Выбрать главу

— А Русан знает?

— Что? Кто? — зарделась, как роза в палисаднике Любоня, скосясь на стоящую у плиты Адону.

— Любоня, Русан знает о том, что ты решила дать дёру? — с нажимом повторила я.

— Не-ет, — видно, вспомнив о немоте моей няньки (вот, сюрприз будет), решилась, все ж, на откровенность подруга. — Он еще из Бадука не вернулся. И мне ни одной весточки оттуда не прислал.

— А должен был?

— Так а мы не договаривались… Так, кто ж знал? — тяжко вздохнула страдалица.

— И действительно… А почему ж ты тогда в Медянск едешь, а не в Бадук? Ты боишься, что Русан тебя не примет или, что Ольбег его за такое вероломство прибьет?

— Угу… Прибьет. Точно, прибьет.

— А письмо ему написать со своим новым адресом? — зашла я с другой стороны.

— Узнает и… прибьет, — осталась непреклонной Любоня.

— Да-а. Хорош жених… со всех сторон, — в раздумье нахмурила я брови.

— Евся, он и за меньшее не щадит. У него охранник с кухни ложку серебряную унес, так он его выпороть велел… прямо на центральной улице Букоши… со спущенными штанами, — добавила страсти подруга, распахнув на меня глаза…но, я ее уже мало слушала… я медленно — медленно вспоминала:

— Жизнь моя, пожухлый лист! — выдохнула, отмерев, и поскакала вверх по лестнице, а вернулась оттуда уже со своей сумкой, которую тут же публично на стол и вытрясла. — Все, мне — конец. Пожила хорошо, — на столе, среди прочего женского счастья, приветливо поблескивала в утренних лучах половина легендарной «Кентаврийской Омеги». — Адона, ты быстро до своего леса добежишь? И ты давай в свой Медянск отсюда, пока не поздно.

— Евся, ты чего несешь? — не на шутку струхнула Любоня.

— Да я уже… вынесла, — скрестив на груди руки, буркнула я в ответ. А потом еще хотела добавить, откуда именно, но, в это время в дом вошли двое совершенно довольных жизнью и мокрых мужчин. Один из которых, сразу с порога начал важную церемонию:

— Адона, Евсения. Это — мой друг, Хран. Вы позволите ему войти в ваш дом? — нянька моя, оторвав от стола растерянные глаза, кивнула. — Спасибо. Мы в вашем озере… — начал улыбающийся Стах, но, тут, взгляд его с моей хмурой физиономии переместился прямо на стол. — В вашем озе-ре… Радужные небеса. Нет, такого… не бывает.

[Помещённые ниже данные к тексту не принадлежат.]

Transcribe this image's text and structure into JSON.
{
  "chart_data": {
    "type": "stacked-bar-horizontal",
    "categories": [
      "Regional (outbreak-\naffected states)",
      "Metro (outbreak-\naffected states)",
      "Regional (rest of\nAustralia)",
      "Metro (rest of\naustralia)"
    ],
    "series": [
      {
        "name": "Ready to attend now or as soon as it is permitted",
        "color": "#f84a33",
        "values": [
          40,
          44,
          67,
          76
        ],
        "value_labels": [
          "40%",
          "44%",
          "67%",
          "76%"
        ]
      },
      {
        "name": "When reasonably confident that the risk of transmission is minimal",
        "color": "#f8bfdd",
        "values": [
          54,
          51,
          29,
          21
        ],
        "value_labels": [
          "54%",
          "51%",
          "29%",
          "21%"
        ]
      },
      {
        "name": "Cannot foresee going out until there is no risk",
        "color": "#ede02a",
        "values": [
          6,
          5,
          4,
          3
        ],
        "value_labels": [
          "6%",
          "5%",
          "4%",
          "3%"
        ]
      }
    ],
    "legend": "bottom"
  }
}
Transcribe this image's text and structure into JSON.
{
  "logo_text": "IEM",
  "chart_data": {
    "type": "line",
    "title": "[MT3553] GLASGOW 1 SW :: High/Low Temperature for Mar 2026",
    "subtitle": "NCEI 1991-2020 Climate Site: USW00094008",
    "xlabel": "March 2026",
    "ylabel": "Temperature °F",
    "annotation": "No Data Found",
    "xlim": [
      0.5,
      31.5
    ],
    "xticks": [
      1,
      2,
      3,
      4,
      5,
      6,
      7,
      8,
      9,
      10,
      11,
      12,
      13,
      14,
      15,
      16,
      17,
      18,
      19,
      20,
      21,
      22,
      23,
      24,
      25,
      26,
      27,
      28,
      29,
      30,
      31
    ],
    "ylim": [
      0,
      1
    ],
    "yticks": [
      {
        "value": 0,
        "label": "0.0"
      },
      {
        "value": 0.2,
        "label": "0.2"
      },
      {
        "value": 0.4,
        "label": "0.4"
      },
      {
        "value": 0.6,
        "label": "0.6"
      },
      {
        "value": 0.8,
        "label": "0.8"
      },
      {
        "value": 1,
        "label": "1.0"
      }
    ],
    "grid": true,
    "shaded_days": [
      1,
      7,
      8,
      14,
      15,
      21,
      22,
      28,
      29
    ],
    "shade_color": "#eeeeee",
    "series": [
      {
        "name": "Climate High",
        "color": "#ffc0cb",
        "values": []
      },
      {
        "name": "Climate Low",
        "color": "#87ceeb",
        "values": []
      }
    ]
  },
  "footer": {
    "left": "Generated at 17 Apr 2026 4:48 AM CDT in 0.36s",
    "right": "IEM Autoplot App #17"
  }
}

— Место у вас здесь сказочное, — расплылся в два ряда зубов второй из вошедших. — А озеро — так и жил бы здесь, на мосточке с… удой… — результат тот же.

— Да что вы говорите? — с возросшим интересом уставилась и я на подкову. — Стах, ты что, золота никогда не видал… ворованного? — тут же решила покаяться.

— Евсения, — не отрываясь от оного, глухо произнес Стахос. — Скажи мне, откуда у тебя это? Это же, то, что я думаю: Кентаврийская…

— Ага, — тяжко вздохнула я. — Омега, будь она… А ты что, тоже коллекционер? Ценитель прекрасного и чего-то там еще?

— Он…

— Хран, я сам. Нет. Дело в том, Евсения, что причиной нашего пребывания здесь как раз она и является, эта подкова. Мы должны вернуть ее законному владетелю.

— А кто это? — недоуменно прищурилась я. — Самому Тинаррскому царю?

— Правителю… Тинаррскому правителю, — отрешенно кивнул Стах, а потом внимательно посмотрел на меня. — Ты так и не ответила, откуда она у тебя?

— Спёрла. Из дома ее жениха, Ольбега, — уныло глянула я на онемевшую Любоню. — Хотела в ее глазах этого… скомпрометировать. А получилось вот что… Нечаянно. Просто, я его по голове этой реликвией ударила, когда он… ну, в общем…

— Евся, а я чего-то недопоняла… — медленно начала подниматься из-за стола моя дорогая подруга. — Ты как жениха моего хотела, это самое слово?

— Оно «лишить уважения», означает, — видя такое дело, на всякий случай уточнила я.

— Да даже и так. Каким способом то?

— Ну-у, — обвела я присутствующих взглядом, взывающим к помощи, да, видно и их этот вопрос тоже очень сильно волновал. — По-своему.

— По какоему? — нависла надо мной Любоня. — Да мне на него уже с пожарной каланчи, но ты ж — моя лучшая подруга. И к моему, тогда еще жениху без меня в дом?!

— Любоня, это не то, что ты себе опять придумала в своей пустой кадушке, — пошла я в ответное наступление, однако, до сих пор, сидя. — Не собиралась я к нему в постель. Для этой цели другая была приготовлена.

— Так ты не одна туда поперлась?

— Одна.

— А где ж вторую схоронила?

— Да нигде я ее не хоронила. Она вообще — не живая.

— Так он что… — выкатила Любоня глаза и глубоко задышала. — с упо-койницами развлекается?